History of Drug Legislation in the US
The use of drugs in the US has increased in all categories since the beginning of prohibition in the 1920’s with the exception of opium. The use of heroin peaked between 1969 and 1971, marijuana between 1978 and 1979, and cocaine between 1987 and 1989.
In the 1980’s there was an overarching effort to impose mandatory penalties for federal drug crimes. This caused many drug crimes that were common at the time to carry mandatory minimum sentences of 5 to 10 years in a federal prison.
In 1996, California voters passed Proposition 215, which legalized the growing and use of marijuana for medical purposes. This created substantial legal and enforcement conflict between federal and state government laws. Courts have since decided that a state law in conflict with a federal law concerning cannabis is not legal. Cannabis is restricted by federal law.
Drug Policy shifts in the new millennium
In reviewing the failed drug policies at the turn of the century it made way for more relaxed US Drug Policies. The ‘War on drugs’ during the Reagan and Nixon administrations both proved to be a disaster. US prisons were and are still packed with drug users from laws that were implemented in the 1980s.
One such solution to this issue in which many States are considering is 'Rehabilitation' as opposed to 'Incarceration' for drug users. As of January 2015, there were twenty three States and the District of Columbia who made the use of marijuana legal for medical use. Several more States are close to adopting the same policies, and Colorado legalized Marijuana completely. Other drugs will come up against much tougher opposition to legalize, though, many Americans believe that all drugs should be legalized, and also trust that eventually it will happen. The money that is now being spent to incarcerate drug users would be redirected to rehabilitation, as well as drug education.
Effectiveness after the change in policy
In September 2006, it was reported that the 2005 survey of 67,500 people found that 8.1 percent reported using an illicit drug in the 30 days prior to being asked about their drug use, which equates to 19.7 million people nationwide (age 12 and older). The percentage was up slightly compared to 2004. Youth drug use declined for the third year in a row. In 2008, ONDCP reported that actual youth drug use, as measured as the percent reporting past month use, has declined from 19.4% to 14.8% among middle and high school students between 2001 and 2007.
In a study from 2002 teenagers exposed to federal anti-drug campaigns were not any less likely to use drugs for having seen the campaigns, and some young girls said they were even more likely to try drugs. Many blamed poor ads that weren't resonating with teenagers.
In February of 2005 it was reported that the government's ad campaign aimed at dissuading teens from using marijuana, a campaign that cost $1.4 billion between 1998 and 2006, actually did not work either.

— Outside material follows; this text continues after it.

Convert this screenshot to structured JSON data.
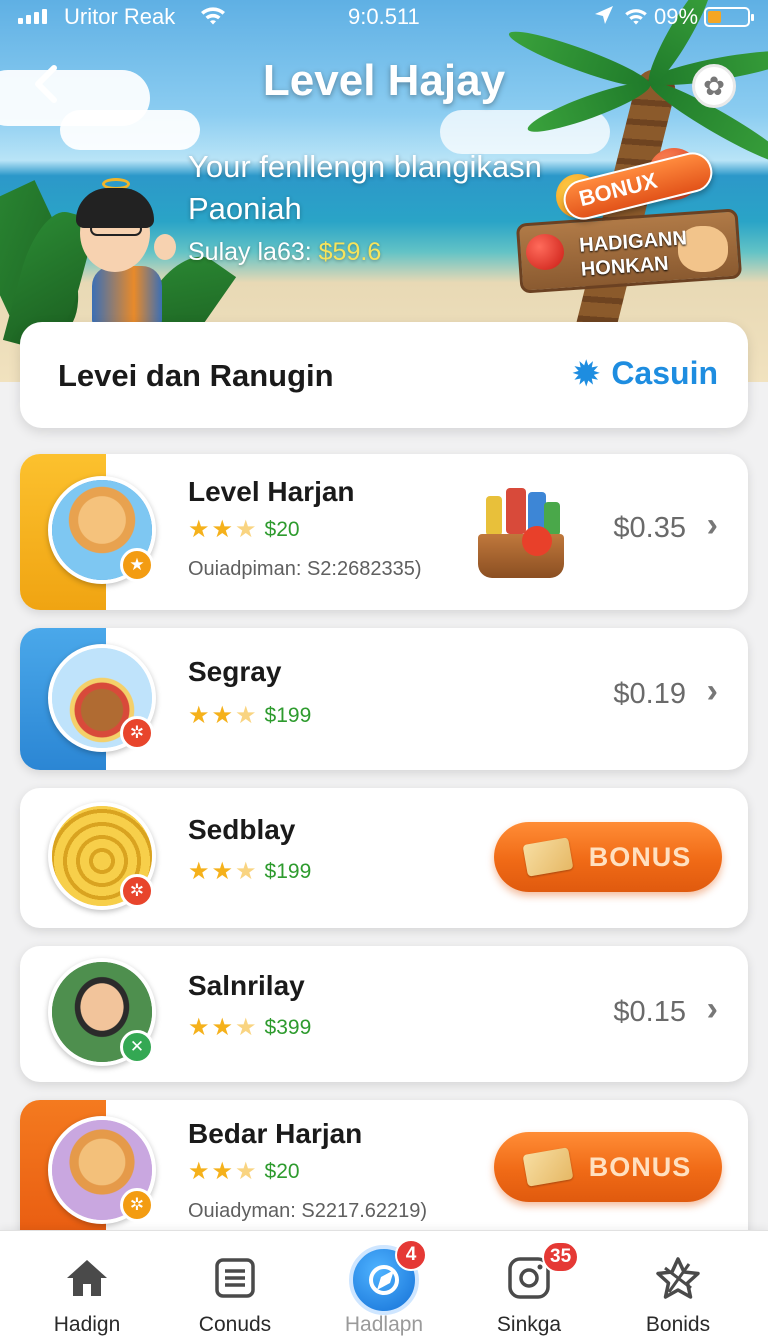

Various TV shows including ER, Beverly Hills, 90210, Chicago Hope, The Drew Carey Show and 7th Heaven put anti-drug messages into their stories, but there was no conclusive evidence if this helped or not. In December 2000, the FCC ruled that the networks should have identified the Office of National Drug Control Policy as the sponsor of the television programs.
What the US is doing to shift its drug policy
- Emphasizing prevention over incarceration.
Preventing the use of drugs before it begins is the most cost-effective way to reduce drug use and its consequences.
The President's plan promotes the expansion of national and community-based programs—such as the Drug Free Communities Support Program—that reach young people in schools, on college campuses, and in the workplace with tailored information designed to help them make healthy decisions about their future.
- Training the right individuals
Having Health care professionals intervene early before addiction develops is just as important. Early detection and treatment of a substance use problem by a doctor, nurse, or other health care professional is much more effective and less costly than dealing with the consequences of addiction or criminal justice involvement later on. The idea is to expand programs that train health care professionals to identify and treat problematic drug use before the condition becomes chronic.
- Access to treatment
It is important to expand access to treatment. Today, about 22 million Americans need treatment for a substance use disorder, but only two million actually receive the treatment they need.
- Action to expand access to treatment
Through the Affordable Care Act, insurance companies will be required to cover treatment for addiction just as they would cover any other chronic disease. An estimated 62.5 million people will receive expanded substance abuse benefits by 2020, with 32.1 million gaining those benefits for the first time.
- Addressing drug related crimes and violence
Drugs and crime are many times connected, which is why addressing serious drug related crime and violence will always be a vital component of our plan to protect public health and safety in America. The new drug policy emphasizes the expansion of innovative "smart on crime" strategies confirmed to help break the cycle of drug use, crime, arrest, and imprisonment. The plan is to lower incarceration rates and reduce recidivism while protecting public safety such as reentry programs, which help guide former offenders back into society, support their recovery from addiction, and help them avoid a return to the criminal justice system.
- Helping with recovery and post recovery:
There are 23 million Americans in recovery today, and the goal is to eliminate legislative and regulatory barriers facing these individuals who have made the successful journey from addiction to sobriety. As part of this, for the first time, the Obama Administration established a Recovery Branch at the Office of National Drug Control Policy to support Americans in recovery and help lift the stigma associated with addiction.